What is an Element Screenshot?
Instead of photographing the whole room, you photograph just one toy on the shelf – a specific button, image, or text area.
graph LR A[🌐 Full Page] -->|Find Element| B[🔲 Button] B -->|Screenshot| C[📸 button.png]
Simple Example
# Step 1: Find the specific element
logo = driver.find_element("id", "site-logo")
# Step 2: Take a screenshot of JUST that element
logo.screenshot("logo_only.png")
Real-World Scenario
You want to screenshot just the login form on a page:
from selenium import webdriver
from selenium.webdriver.common.by import By
driver = webdriver.Chrome()
driver.get("https://example.com/login")
# Find the login form
login_form = driver.find_element(By.ID, "login-form")
# Screenshot just the form
login_form.screenshot("login_form.png")
💡 Why Use Element Screenshots?
| Full Page Screenshot | Element Screenshot |
|---|---|
| Captures everything | Captures one thing |
| Bigger file size | Smaller file size |
| More context | More focused |
| Good for full layout | Good for specific checks |
Pro Tip: Combine with Assertions
# Take screenshot before and after an action
button = driver.find_element(By.ID, "submit-btn")
button.screenshot("button_before.png")
button.click()
# After state changed
button.screenshot("button_after.png")
🎮 Putting It All Together
Here’s a complete example that uses ALL the concepts:
from selenium import webdriver
from selenium.webdriver.common.by import By
from selenium.webdriver.support.ui import WebDriverWait
from selenium.webdriver.support import expected_conditions as EC
import time
driver = webdriver.Chrome()
# 1. Open main page
driver.get("https://example.com")
main_window = driver.current_window_handle
# 2. Take full page screenshot
driver.save_screenshot("main_page.png")
# 3. Screenshot a specific element
header = driver.find_element(By.TAG_NAME, "header")
header.screenshot("header_only.png")
# 4. Click link that opens new window
driver.find_element(By.LINK_TEXT, "Open Popup").click()
# 5. Wait for new window
WebDriverWait(driver, 10).until(
EC.number_of_windows_to_be(2)
)
# 6. Switch to new window
for handle in driver.window_handles:
if handle != main_window:
driver.switch_to.window(handle)
break
# 7. Screenshot the popup
driver.save_screenshot("popup_page.png")
# 8. Go back to main window
driver.switch_to.window(main_window)
# 9. Verify we're back
print(f"Back to: {driver.title}")
driver.quit()
🧠 Quick Memory Tricks
| Concept | Think of it as… |
|---|---|
| Window Handle | Room name tag |
current_window_handle |
“Which room am I in?” |
window_handles |
“List all rooms” |
switch_to.window() |
“Walk to that room” |
save_screenshot() |
“Photo of whole room” |
element.screenshot() |
“Photo of one toy” |
⚠️ Common Mistakes to Avoid
Mistake 1: Forgetting to Switch
# ❌ Wrong: Robot is still in old window!
driver.find_element("id", "popup-btn").click()

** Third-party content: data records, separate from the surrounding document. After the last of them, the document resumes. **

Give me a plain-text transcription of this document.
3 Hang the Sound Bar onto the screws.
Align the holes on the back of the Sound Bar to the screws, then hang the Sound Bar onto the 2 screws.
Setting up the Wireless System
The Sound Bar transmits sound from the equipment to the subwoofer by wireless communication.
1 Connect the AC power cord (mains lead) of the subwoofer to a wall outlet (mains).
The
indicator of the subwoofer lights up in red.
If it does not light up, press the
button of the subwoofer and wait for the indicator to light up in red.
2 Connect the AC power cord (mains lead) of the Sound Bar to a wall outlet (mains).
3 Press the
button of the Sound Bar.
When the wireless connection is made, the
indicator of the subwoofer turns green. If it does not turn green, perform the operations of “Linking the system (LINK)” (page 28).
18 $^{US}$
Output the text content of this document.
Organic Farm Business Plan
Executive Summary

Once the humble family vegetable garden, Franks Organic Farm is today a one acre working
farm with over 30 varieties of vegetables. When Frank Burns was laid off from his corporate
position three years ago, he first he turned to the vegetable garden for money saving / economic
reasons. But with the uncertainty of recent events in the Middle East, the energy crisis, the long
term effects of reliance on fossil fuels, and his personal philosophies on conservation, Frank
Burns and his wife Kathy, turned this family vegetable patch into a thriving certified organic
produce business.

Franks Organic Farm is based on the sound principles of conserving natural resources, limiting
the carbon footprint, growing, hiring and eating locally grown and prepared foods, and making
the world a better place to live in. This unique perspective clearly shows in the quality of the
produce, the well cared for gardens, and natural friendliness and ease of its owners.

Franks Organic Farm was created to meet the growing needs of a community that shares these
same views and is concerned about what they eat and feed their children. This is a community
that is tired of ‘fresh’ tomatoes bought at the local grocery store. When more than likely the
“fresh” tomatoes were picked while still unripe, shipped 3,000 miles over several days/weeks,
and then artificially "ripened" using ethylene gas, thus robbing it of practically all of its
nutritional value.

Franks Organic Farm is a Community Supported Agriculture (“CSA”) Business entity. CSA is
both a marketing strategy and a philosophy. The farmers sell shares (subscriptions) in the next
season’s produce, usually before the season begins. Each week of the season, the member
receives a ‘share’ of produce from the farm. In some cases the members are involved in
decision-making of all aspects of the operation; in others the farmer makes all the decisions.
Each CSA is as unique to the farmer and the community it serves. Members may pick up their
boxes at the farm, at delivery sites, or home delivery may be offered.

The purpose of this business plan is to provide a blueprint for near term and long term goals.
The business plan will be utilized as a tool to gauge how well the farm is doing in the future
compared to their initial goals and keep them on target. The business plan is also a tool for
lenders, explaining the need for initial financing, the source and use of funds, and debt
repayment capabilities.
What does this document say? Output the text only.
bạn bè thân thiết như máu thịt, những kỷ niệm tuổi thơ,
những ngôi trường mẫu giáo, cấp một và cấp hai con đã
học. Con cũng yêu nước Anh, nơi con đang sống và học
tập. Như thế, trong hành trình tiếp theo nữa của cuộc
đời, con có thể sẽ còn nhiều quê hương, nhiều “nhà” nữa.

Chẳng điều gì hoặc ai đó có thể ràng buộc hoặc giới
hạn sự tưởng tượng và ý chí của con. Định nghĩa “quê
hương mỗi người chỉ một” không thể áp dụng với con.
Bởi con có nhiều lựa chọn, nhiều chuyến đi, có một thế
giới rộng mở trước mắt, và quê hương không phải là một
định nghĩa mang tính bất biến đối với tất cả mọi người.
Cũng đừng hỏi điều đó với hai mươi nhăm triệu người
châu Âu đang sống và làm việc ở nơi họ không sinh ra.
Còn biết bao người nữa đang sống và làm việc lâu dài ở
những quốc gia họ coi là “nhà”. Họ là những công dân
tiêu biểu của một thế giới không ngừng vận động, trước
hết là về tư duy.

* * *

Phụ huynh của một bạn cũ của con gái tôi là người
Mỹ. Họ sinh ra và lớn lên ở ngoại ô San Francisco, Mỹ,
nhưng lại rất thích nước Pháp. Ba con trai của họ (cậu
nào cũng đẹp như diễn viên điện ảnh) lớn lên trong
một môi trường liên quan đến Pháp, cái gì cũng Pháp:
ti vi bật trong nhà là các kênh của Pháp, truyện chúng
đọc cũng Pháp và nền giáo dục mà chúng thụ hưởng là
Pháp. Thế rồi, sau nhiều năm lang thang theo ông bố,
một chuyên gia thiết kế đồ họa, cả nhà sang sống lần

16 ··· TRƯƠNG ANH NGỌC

print(driver.title) # Still shows OLD title
# ✅ Right: Switch first!
driver.switch_to.window(new_handle)
print(driver.title) # Shows NEW title
Mistake 2: Using Wrong Handle
# ❌ Wrong: Hard-coding handle names
driver.switch_to.window("window1")
# ✅ Right: Get handles dynamically
handles = driver.window_handles
driver.switch_to.window(handles[-1]) # Last opened
Mistake 3: Not Waiting for Window
# ❌ Wrong: May fail if window not ready
for h in driver.window_handles:
...
# ✅ Right: Wait for window to appear
WebDriverWait(driver, 10).until(
EC.number_of_windows_to_be(2)
)
🚀 You Did It!
Now you know how to:
- ✅ Get and use window handles
- ✅ Navigate between multiple windows
- ✅ Take full page screenshots
- ✅ Take element-specific screenshots
You’re now a Window & Screenshot Master in Selenium! 🎉
Remember: Your browser is a house, windows are rooms, handles are name tags, and screenshots are photos. Simple!